Take the club’s Twitch channel. It has amassed over 41,000 followers since it launched in December. Over this period, AC Milan has produced around 40 videos for the channel. Posts mainly focus on interviews with special guests such as players, legends and VIPs. Soon, viewers will have the chance to interact live during the pre-match press conference with the first team coach.
It’s a similar plan for TikTok, where the club has had a profile since last January. Since then, it has racked up more than 20 million likes, which puts it ahead of other Italian football teams on the social network, said Siega. It goes some way to supporting the club’s plan to keep its output on TikTok focused on giving fans a more lighthearted take on the club, from footage of a player performing tricky skills to behind the scenes posts designed to capture the rapport among the team. That’s why in December, AC Milan launched an official TikTok challenge with sponsor Skrill, a digital wallet provider, that’s just passed one billion views.
Having a cadence of content and broad distribution should grow a social media following and opportunities to capture first party data. This helps bolster sponsorship value, said Siega.
“It’s a way to get the fans into your ecosystem to get data from them as well as identify touchpoints that we can leverage so that we’re not only reliant on third-parties,” he said.
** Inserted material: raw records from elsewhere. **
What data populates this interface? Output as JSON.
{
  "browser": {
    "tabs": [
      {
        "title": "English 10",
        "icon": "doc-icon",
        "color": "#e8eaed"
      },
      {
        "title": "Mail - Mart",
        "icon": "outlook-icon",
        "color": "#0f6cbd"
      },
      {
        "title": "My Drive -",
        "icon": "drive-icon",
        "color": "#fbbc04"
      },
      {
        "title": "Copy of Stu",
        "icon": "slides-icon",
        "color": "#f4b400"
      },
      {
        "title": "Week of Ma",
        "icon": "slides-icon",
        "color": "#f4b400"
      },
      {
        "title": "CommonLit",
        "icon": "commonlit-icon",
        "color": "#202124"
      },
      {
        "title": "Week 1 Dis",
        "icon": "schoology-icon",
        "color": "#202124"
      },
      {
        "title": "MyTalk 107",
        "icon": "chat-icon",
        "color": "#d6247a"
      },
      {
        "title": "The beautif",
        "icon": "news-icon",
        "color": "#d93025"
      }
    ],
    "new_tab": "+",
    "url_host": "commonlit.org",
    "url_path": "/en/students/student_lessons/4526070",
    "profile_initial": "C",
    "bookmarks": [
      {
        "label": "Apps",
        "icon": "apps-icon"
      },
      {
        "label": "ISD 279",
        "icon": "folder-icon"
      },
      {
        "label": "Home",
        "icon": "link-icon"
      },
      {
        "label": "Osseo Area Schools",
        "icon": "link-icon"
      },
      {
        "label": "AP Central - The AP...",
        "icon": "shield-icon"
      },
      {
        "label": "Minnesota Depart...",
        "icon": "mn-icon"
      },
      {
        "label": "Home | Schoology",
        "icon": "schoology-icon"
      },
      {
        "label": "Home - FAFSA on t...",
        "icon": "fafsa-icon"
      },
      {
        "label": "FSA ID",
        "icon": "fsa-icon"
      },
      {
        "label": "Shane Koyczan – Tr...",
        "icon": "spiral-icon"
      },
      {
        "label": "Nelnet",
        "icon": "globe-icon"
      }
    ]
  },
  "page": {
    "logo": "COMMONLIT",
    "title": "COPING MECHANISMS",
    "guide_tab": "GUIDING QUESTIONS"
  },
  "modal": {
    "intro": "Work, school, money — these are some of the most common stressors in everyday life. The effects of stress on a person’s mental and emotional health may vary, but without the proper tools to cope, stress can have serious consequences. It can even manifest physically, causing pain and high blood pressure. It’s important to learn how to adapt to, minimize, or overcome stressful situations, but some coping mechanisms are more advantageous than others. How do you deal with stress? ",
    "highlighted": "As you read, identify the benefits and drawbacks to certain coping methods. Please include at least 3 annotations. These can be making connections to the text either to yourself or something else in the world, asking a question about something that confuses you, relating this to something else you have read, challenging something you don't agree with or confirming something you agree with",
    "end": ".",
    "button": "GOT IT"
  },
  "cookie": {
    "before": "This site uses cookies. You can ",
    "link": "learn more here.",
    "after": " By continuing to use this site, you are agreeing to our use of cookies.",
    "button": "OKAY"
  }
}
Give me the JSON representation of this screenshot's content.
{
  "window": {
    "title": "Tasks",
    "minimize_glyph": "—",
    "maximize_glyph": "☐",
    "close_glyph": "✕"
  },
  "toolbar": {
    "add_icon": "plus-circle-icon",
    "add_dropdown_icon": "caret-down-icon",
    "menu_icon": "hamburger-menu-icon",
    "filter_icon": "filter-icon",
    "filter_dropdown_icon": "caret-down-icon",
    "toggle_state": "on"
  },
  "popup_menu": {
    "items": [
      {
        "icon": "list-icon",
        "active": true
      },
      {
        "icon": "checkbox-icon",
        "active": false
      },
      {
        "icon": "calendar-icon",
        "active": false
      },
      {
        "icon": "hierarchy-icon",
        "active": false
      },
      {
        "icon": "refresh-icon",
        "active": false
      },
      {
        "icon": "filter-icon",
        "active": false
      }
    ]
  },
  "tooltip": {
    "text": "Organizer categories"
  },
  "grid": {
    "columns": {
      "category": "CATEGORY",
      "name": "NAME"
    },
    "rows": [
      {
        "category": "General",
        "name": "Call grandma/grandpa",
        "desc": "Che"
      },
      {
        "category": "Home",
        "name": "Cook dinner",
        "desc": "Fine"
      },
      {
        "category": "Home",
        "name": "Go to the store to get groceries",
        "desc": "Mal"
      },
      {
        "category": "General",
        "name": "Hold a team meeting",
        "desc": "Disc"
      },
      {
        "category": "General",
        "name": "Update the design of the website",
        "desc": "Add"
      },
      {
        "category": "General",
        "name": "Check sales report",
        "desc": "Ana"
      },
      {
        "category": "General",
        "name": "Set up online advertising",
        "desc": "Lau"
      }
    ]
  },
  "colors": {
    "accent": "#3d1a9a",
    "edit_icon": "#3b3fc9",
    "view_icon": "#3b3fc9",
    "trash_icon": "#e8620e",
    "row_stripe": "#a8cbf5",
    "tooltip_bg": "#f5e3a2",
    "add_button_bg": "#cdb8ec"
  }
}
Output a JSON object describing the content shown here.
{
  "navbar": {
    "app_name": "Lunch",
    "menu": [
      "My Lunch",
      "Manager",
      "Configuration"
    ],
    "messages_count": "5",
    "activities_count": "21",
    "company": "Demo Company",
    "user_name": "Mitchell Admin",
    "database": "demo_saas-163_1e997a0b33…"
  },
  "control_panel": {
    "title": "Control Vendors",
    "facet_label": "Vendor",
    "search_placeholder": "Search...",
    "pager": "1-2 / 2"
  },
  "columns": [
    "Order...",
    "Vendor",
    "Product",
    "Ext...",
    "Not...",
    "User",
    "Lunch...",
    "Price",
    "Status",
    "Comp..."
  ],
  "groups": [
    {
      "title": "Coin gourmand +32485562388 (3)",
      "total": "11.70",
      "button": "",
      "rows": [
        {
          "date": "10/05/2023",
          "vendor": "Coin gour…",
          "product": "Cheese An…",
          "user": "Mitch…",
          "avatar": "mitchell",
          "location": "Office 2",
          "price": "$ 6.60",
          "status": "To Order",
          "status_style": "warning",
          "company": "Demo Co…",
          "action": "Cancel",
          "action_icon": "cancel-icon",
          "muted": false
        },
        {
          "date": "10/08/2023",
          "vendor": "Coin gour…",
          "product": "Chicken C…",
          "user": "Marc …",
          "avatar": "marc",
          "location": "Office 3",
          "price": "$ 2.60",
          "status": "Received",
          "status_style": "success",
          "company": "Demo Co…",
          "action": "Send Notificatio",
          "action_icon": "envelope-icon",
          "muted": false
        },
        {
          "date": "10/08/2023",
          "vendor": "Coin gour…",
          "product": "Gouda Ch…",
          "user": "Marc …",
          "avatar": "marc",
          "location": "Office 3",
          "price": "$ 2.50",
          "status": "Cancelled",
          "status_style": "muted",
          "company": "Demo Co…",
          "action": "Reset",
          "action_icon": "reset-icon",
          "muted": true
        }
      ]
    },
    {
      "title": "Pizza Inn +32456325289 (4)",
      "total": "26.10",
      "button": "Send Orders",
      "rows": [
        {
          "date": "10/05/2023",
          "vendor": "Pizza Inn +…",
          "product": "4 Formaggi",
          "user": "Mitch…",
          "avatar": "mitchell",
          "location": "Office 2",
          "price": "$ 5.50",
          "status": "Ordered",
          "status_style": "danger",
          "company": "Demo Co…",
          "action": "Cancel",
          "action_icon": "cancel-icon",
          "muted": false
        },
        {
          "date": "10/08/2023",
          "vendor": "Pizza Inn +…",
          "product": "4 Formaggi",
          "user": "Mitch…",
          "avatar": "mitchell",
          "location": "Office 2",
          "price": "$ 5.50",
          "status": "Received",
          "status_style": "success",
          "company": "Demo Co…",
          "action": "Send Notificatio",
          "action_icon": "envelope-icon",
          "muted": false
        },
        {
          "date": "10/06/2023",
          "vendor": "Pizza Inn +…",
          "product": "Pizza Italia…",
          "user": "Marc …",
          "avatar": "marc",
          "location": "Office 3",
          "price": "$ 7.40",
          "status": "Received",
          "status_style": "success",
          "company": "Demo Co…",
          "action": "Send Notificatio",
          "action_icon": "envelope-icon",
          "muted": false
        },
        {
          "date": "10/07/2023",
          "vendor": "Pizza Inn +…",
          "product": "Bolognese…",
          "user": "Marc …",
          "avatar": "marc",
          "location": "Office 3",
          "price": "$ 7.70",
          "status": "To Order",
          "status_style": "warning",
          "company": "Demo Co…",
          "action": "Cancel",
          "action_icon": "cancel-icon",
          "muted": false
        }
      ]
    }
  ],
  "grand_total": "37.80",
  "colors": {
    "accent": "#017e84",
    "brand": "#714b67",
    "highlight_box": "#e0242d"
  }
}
It’s why his team is developing a membership program that wil span all the club’s owned channels, from its e-commerce site, to its TV channel, the ticketing platform to its app.
“Whilst for many clubs media rights payments, matchday revenue and sponsorship make up a large share of income, they recognise these traditional income streams each face their own challenges,” said Malph Minns, managing director of agency Strive Sponsorship. “So they are looking to both diversify revenue whilst also increasing the depth of assets they have available to sell to maintain value.”
AC Milan’s media house is the culmination of a two-year process that saw AC Milan either centralize or internalize all aspects of content production. Previously, it hired writers from an agency to produce and present content for its TV channel, for example. Now, those writers are on the club’s payroll, giving Siega license to expand their coverage to other areas like presenting streams for the club’s Twitch channel.
The cost savings are clear. However, chief revenue officer Casper Stylsvig is adamant that any cost efficiencies gained are a byproduct of the club’s efforts to reach more football fans who live abroad through content.
“We need to see ourselves as a media business and so much of that is dependent on how close we can get those fans in Brazil, the Middle East, Japan and other countries where people are too far to reach the stadium,” said Stylsvig . “It’s the big problem for football clubs and no one seems to have cracked it yet.”